Veteran writer Bel Austin led the way as she arrived at Sheerness Medical Centre for her appointment.
Video: Bel Austin
The 85-year-old great grandmother, believed to be Kent's oldest working journalist, was among the first traunch of 80-year-olds to be called in to have the injection at what is once again England's number one covid hotspot.
She said: "I may be old with two artificial knees, two artificial hips and a gammy foot but I'm not ready to go just yet so I jumped at the chance to have this vaccine. I got a phone call last Monday to say I was one of the first."
She added: "It was all so well organised and efficient. I went up in the lift, I was given a form to read to say I agreed with everything and asked if I was allergic to anything and then went straight into the surgery where the nurse did the injection. It was all over very quickly and painless. I just had to wait 10 minutes at the end."
The great grandmother has been reporting Island news for her local newspaper the Sheerness Times Guardian since she was 14. She said she was proud to be leading the way.
Sheerness Health Centre in the High Street was the first surgery in Swale allowed to give the vaccine and one of only four across Kent and Medway. It must use all its 975 doses of the Pfizer vaccine within three days because of the vaccine's shelf life out of the freezer. By lunchtime today staff drafted in from the Island's other surgeries had already seen more than 300.

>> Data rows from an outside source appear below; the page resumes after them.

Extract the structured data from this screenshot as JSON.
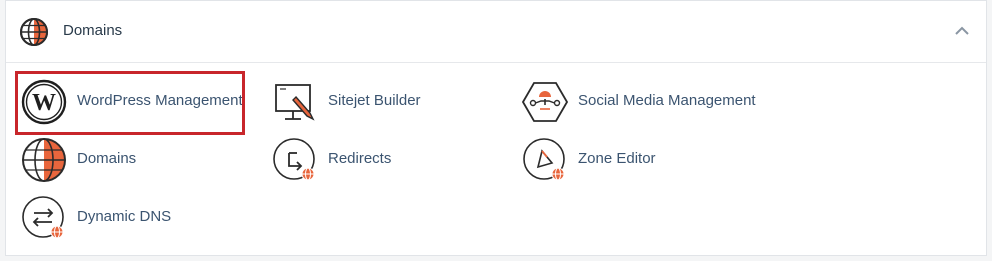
{
  "section": {
    "title": "Domains",
    "header_icon": "globe-icon",
    "collapse_icon": "chevron-up-icon"
  },
  "colors": {
    "accent": "#e8663d",
    "highlight": "#c8262b",
    "label": "#3b5470",
    "icon_stroke": "#2b2b2b"
  },
  "tools": {
    "wordpress": {
      "label": "WordPress Management",
      "icon": "wordpress-icon"
    },
    "sitejet": {
      "label": "Sitejet Builder",
      "icon": "monitor-pencil-icon"
    },
    "social": {
      "label": "Social Media Management",
      "icon": "social-media-hexagon-icon"
    },
    "domains": {
      "label": "Domains",
      "icon": "globe-icon"
    },
    "redirects": {
      "label": "Redirects",
      "icon": "redirect-arrow-icon"
    },
    "zone_editor": {
      "label": "Zone Editor",
      "icon": "zone-editor-icon"
    },
    "dynamic_dns": {
      "label": "Dynamic DNS",
      "icon": "dynamic-dns-icon"
    }
  }
}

Patients receiving the vaccine must wait 15 minutes before allowed to go home after two NHS staff suffered allergic reactions in the first wave. Among those getting the injection today were 94-year-old Margaret Ryan of Petfield Close, Minster, and couple John and Jean Carter of Bramstone Road, Minster.

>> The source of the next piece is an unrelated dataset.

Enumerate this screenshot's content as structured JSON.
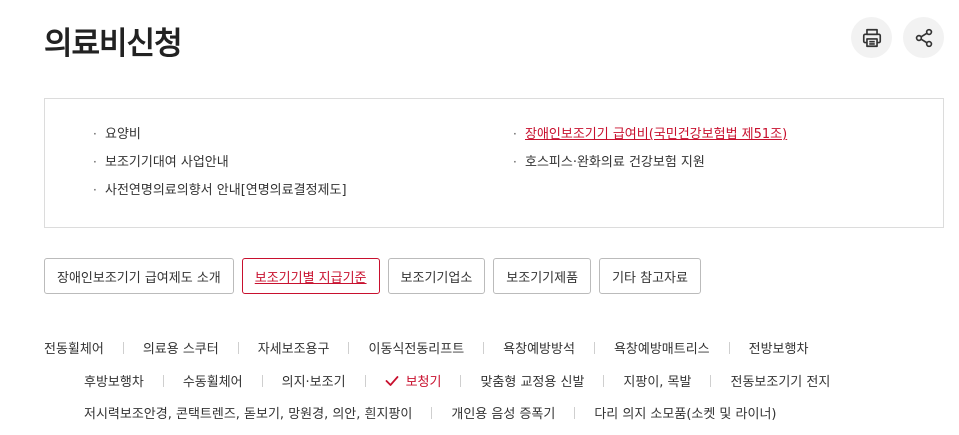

Retired lorry driver Mr Carter, 86, a great grandfather, said: "We had a phone call and then a text asking us to come in. It was absolutely brilliant. We were met by a nurse when we arrived, taken to a lift and met by another nurse when we got out.
"We were done together. It didn't hurt at all. It was just like a flu jab. We were then shown to a waiting room for 15 minutes. This vaccine is a good idea otherwise I can't see this pandemic stopping."
All at-risk Sheppey patients aged 80 and over are being sent to Sheerness Health Centre. There was a steady stream of them arriving today, some by car, some in wheelchairs and some walking. One other centre also opened today in Herne Bay.
Health bosses said as more vaccine becomes available more sites will open. Another four are expected to go live tomorrow (Wednesday) and one on Thursday. Up to 17 are being planned to operational by the end of the week with further planned in the New Year.
William Harvey Hospital in Ashford launched Kent's first Covid-19 vaccine clinic last Tuesday . Medway Maritime Hospital at Gillingham is receiving an initial supply this week.Other hospitals, large vaccination centres and mobile services for the housebound and care homes will follow.
Dr Navin Kumta who chairs the Kent and Medway Clinical Commissioning Group which plans the county's healthcare, said: “This is a massive step forward in our fight against Covid-19. It is a big task and it will take time.
"Patients will be invited when it’s their turn so there is no need to call your surgery. Please be patient and keep surgery phone lines free for others who need appointments and prescriptions.”
He added: “The vaccine is the long-term game changer. But everyone will need two doses given about a month apart. So right now we still need to be taking every step to stop the spread of the virus.
“It’s critical that anyone with symptoms self-isolates; along with everyone in their household. And we all need to keep washing our hands regularly and properly; wearing masks and keeping two metres from others wherever possible.”